If you want to hang up a room is naturally also the question, how much weighs such a house. Richard Buckminster Fuller and Siegfried Ebeling wondered about the space even as a membrane. The latest issue of the series Edition Bauhaus: "The Light House", deals with these considerations of modernism and the thinkers of these ideas.

8. Manual of Section by Paul Lewis (Author), Marc Tsurumaki (Author), David J. Lewis (Author)

Top 10 Architecture Books of 2016

How drawing a section matters in architecture? The book focuses on some special techniques in section drawing, which is one of the most essential representational techniques of architectural design.

The authors of the book, Paul Lewis, Marc Tsurumaki, and David J. Lewis have developed seven categories of section, revealed in structures ranging from simple one-story buildings to complex structures featuring stacked forms, fantastical shapes, internal holes, inclines, sheared planes, nested forms, or combinations thereof. To illustrate these categories, the authors construct sixty-three intricately detailed cross-section perspective drawings of built projects.

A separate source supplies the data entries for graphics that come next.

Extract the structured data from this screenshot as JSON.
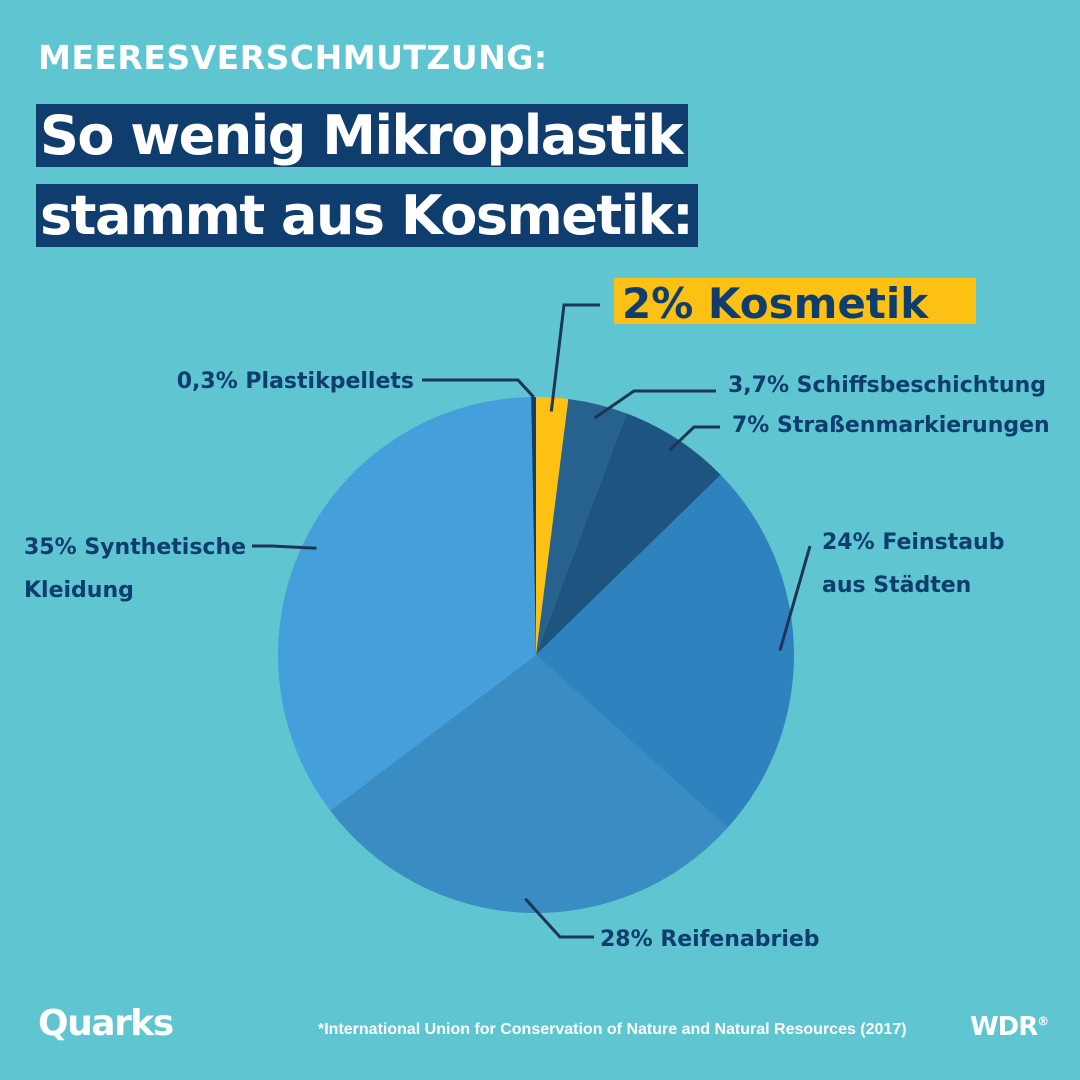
{
  "header": {
    "kicker": "MEERESVERSCHMUTZUNG:",
    "headline_line1": "So wenig Mikroplastik",
    "headline_line2": "stammt aus Kosmetik:"
  },
  "chart_data": {
    "type": "pie",
    "highlight_color": "#fdc113",
    "slices": [
      {
        "label": "Kosmetik",
        "value": 2,
        "display_label": "2% Kosmetik",
        "color": "#fdc113",
        "highlight": true
      },
      {
        "label": "Schiffsbeschichtung",
        "value": 3.7,
        "display_label": "3,7% Schiffsbeschichtung",
        "color": "#27628e"
      },
      {
        "label": "Straßenmarkierungen",
        "value": 7,
        "display_label": "7% Straßenmarkierungen",
        "color": "#1e5580"
      },
      {
        "label": "Feinstaub aus Städten",
        "value": 24,
        "display_label": [
          "24% Feinstaub",
          "aus Städten"
        ],
        "color": "#2e82bd"
      },
      {
        "label": "Reifenabrieb",
        "value": 28,
        "display_label": "28% Reifenabrieb",
        "color": "#3a8dc2"
      },
      {
        "label": "Synthetische Kleidung",
        "value": 35,
        "display_label": [
          "35% Synthetische",
          "Kleidung"
        ],
        "color": "#449fdb"
      },
      {
        "label": "Plastikpellets",
        "value": 0.3,
        "display_label": "0,3% Plastikpellets",
        "color": "#0f3d6e"
      }
    ]
  },
  "footer": {
    "logo": "Quarks",
    "source": "*International Union for Conservation of Nature and Natural Resources (2017)",
    "broadcaster": "WDR",
    "broadcaster_mark": "®"
  }
}
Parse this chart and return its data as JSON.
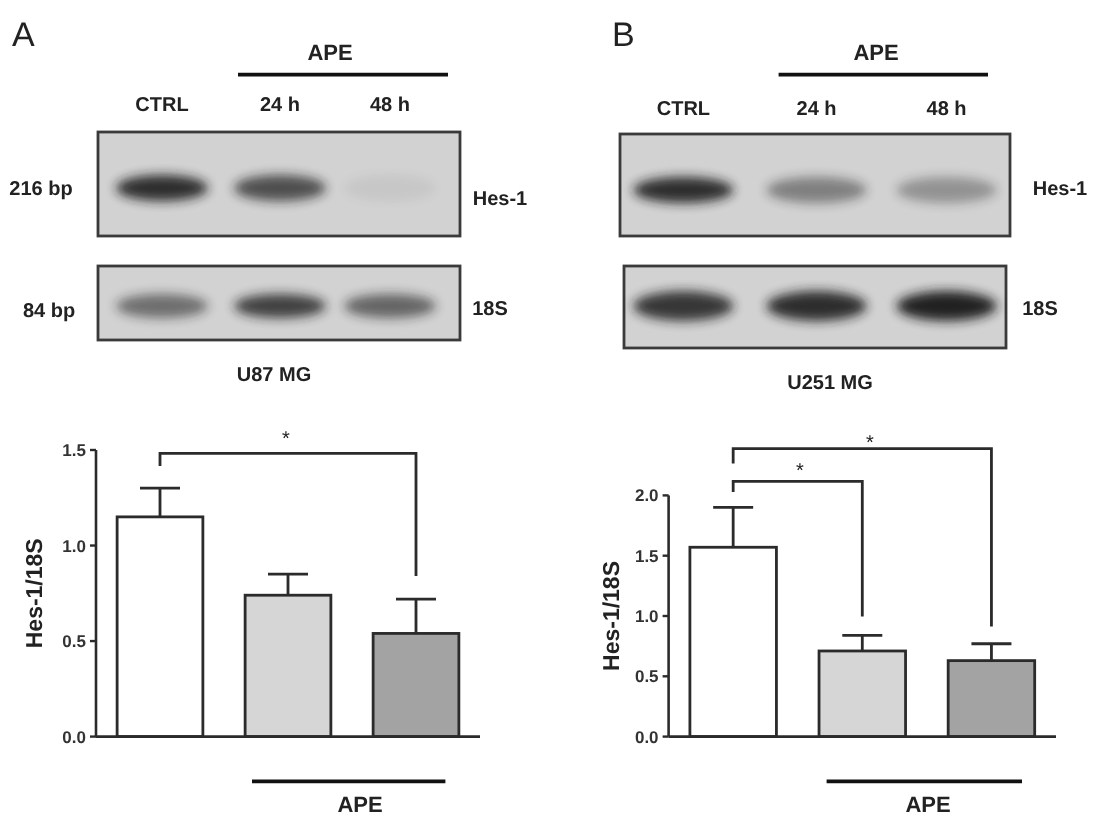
{
  "chart_data": [
    {
      "type": "bar",
      "title": "A",
      "categories": [
        null,
        null,
        null
      ],
      "values": [
        1.15,
        0.74,
        0.54
      ],
      "colors": [
        "#ffffff",
        "#d6d6d6",
        "#a3a3a3"
      ],
      "errors": [
        [
          1.15,
          1.3
        ],
        [
          0.74,
          0.85
        ],
        [
          0.54,
          0.72
        ]
      ],
      "ylabel": "Hes-1/18S",
      "ylim": [
        0,
        1.5
      ],
      "yticks": [
        {
          "value": 0,
          "label": "0.0"
        },
        {
          "value": 0.5,
          "label": "0.5"
        },
        {
          "value": 1,
          "label": "1.0"
        },
        {
          "value": 1.5,
          "label": "1.5"
        }
      ],
      "tick_labels": "y",
      "annotations": [
        "APE",
        "CTRL",
        "24 h",
        "48 h",
        "216 bp",
        "Hes-1",
        "84 bp",
        "18S",
        "U87 MG",
        "*",
        "APE"
      ]
    },
    {
      "type": "bar",
      "title": "B",
      "categories": [
        null,
        null,
        null
      ],
      "values": [
        1.57,
        0.71,
        0.63
      ],
      "colors": [
        "#ffffff",
        "#d6d6d6",
        "#a3a3a3"
      ],
      "errors": [
        [
          1.57,
          1.9
        ],
        [
          0.71,
          0.84
        ],
        [
          0.63,
          0.77
        ]
      ],
      "ylabel": "Hes-1/18S",
      "ylim": [
        0,
        2
      ],
      "yticks": [
        {
          "value": 0,
          "label": "0.0"
        },
        {
          "value": 0.5,
          "label": "0.5"
        },
        {
          "value": 1,
          "label": "1.0"
        },
        {
          "value": 1.5,
          "label": "1.5"
        },
        {
          "value": 2,
          "label": "2.0"
        }
      ],
      "tick_labels": "y",
      "annotations": [
        "APE",
        "CTRL",
        "24 h",
        "48 h",
        "Hes-1",
        "18S",
        "U251 MG",
        "*",
        "*",
        "APE"
      ]
    }
  ]
}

9. Isamu Noguchi: Playscapes by Isamu Noguchi (Artist), María García (Contributor), Shaina Larrivee (Contributor)

Top 10 Architecture Books of 2016

In 1933, the visionary sculptor Isamu Noguchi (1904–88) began making design proposals for children’s playgrounds in New York. The first one, Play Mountain (1933), marked the beginning of the artist’s fascination with exploring points of intersection between sculpture, public spaces and, above all, play.

Radically experimental in its approach to children’s recreation, the design asserted, with no apparent precedent, that children’s exercise and entertainment could be stimulated by simply providing earth modulations and steps for running, jumping and sliding.

This publication is the first volume bringing together all of the artist’s investigations into playgrounds over a period of 50 years. It reproduces his beautiful scale models, sketches and photographs of iconic designs, highlighting a little-known facet of one of the most versatile sculptors of the 20th century.

10.  Eyes on the Street: The Life of Jane Jacobs By Roert Kanigel (Author)

Top 10 Architecture Books of 2016

The first major biography of the irrepressible woman who changed the way we view and live in cities, and whose influence can still be felt in any discussion of urban planning to this day. 

Eyes on the Street is a revelation of the phenomenal woman who raised three children, wrote seven groundbreaking books, saved neighborhoods, stopped expressways, was arrested twice, and engaged at home and on the streets in thousands of debates-all of which she won.

Here is the child who challenged her third-grade teacher; the high school poet; the journalist who honed her writing skills at Iron Age, Architectural Forum, Fortune, and other outlets, while amassing the knowledge she would draw upon to write her most famous book, The Death and Life of Great American Cities.